Nach fast 45 Jahren veröffentlichen Die Toten Hosen, eine der erfolgreichsten Punkrock-Bands Deutschlands, ihr Abschiedsalbum.
Frontmann Campino wirft deshalb einen musikalischen Blick auf sein Leben zurück. Während «Mach die Augen zu» von den Ärzten aus den Boxen schallt, überrascht er mit einer Aussage: «Diesen Song hätte ich gerne selbst geschrieben.»
Eingefleischte Hosen-Fans wissen: Die Beziehung zwischen den beiden Bands war jahrelang geprägt von Rivalität – bis Campino und Ärzte-Frontmann Farin Urlaub eine Wette schlossen. Die Ärzte hatten sich damals vorübergehend aufgelöst, Farin wollte Frieden schliessen.
Doch Campino zeigte sich skeptisch: «Dass es euch nicht mehr gibt, das nehme ich dir nicht ab. Ihr haltet keine fünf Jahre durch.»

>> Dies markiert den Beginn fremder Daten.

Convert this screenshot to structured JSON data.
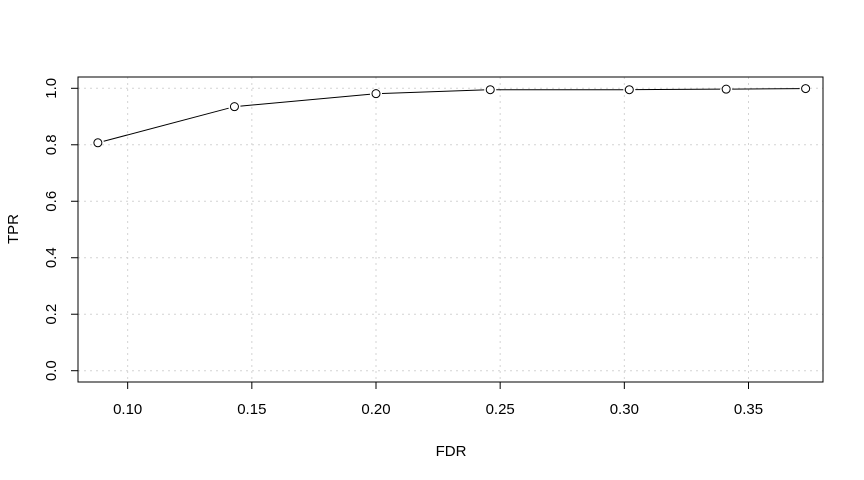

Als Die Ärzte sich 1993 wiedervereinigten, bekam Campino die vereinbarten Wettschulden via Post. Der Düsseldorfer zerschnitt den Geldschein und schickte die Hälfte zurück an Farin Urlaub. Damit war der Konkurrenzkampf ein für allemal begraben.
Green Day tourte mit den Hosen – als Vorband
Auch eine andere Band hat für den Hosen-Frontmann eine besondere Bedeutung. In den 90er-Jahren stiessen Die Toten Hosen bei der Suche nach einer Vorband auf die damals noch unbekannten Green Day.

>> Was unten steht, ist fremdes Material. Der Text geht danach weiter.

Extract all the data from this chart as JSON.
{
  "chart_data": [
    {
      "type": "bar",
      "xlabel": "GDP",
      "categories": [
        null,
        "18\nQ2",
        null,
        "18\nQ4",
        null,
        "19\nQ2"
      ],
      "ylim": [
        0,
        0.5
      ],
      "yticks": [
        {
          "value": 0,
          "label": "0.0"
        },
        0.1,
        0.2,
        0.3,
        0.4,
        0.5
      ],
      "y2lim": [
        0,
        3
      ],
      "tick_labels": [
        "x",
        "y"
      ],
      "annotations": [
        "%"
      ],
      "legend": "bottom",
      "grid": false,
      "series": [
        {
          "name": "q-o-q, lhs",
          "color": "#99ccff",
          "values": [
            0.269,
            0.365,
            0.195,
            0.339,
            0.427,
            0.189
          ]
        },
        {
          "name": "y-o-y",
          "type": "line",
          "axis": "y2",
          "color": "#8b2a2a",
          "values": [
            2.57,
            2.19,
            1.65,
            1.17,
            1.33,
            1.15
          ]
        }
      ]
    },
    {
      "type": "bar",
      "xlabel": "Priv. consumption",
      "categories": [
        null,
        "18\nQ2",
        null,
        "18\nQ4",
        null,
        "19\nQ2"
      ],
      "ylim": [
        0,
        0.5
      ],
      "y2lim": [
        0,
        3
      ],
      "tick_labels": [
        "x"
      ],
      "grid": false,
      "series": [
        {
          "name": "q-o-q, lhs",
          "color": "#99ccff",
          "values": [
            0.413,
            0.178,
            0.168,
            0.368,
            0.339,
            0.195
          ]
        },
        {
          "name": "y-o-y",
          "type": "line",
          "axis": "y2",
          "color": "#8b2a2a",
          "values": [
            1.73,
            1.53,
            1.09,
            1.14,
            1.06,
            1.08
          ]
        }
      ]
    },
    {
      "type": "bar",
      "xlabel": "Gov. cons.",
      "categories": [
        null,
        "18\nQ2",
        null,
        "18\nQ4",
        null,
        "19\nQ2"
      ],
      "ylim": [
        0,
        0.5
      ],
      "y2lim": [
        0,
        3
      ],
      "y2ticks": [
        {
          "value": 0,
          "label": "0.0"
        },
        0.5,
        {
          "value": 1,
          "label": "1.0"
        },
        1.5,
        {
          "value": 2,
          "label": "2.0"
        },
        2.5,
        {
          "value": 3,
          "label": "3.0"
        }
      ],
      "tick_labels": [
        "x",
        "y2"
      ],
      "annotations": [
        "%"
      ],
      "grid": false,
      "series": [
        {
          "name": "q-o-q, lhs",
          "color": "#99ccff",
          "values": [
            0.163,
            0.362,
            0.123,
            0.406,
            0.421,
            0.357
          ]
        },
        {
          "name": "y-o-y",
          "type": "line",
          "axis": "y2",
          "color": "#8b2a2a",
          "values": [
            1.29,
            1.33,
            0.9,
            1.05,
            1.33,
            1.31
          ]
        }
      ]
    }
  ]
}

«Ich mochte die Musik sofort. Ich dachte, die klauen genau von den richtigen Leuten», so Campino. Weil die Musik nichts Neues und zu jener Zeit ungefragt gewesen sei, dachte er aber auch, dass Green Day nie erfolgreich werden würde.
Zur gleichen Zeit schaffte das Album aber den Durchbruch in den USA. Green Day tourte durch ihr Heimatland und lud die Hosen als Dank in die Staaten ein: «Inzwischen waren sie Superstars, umgeben von Leibwachen.»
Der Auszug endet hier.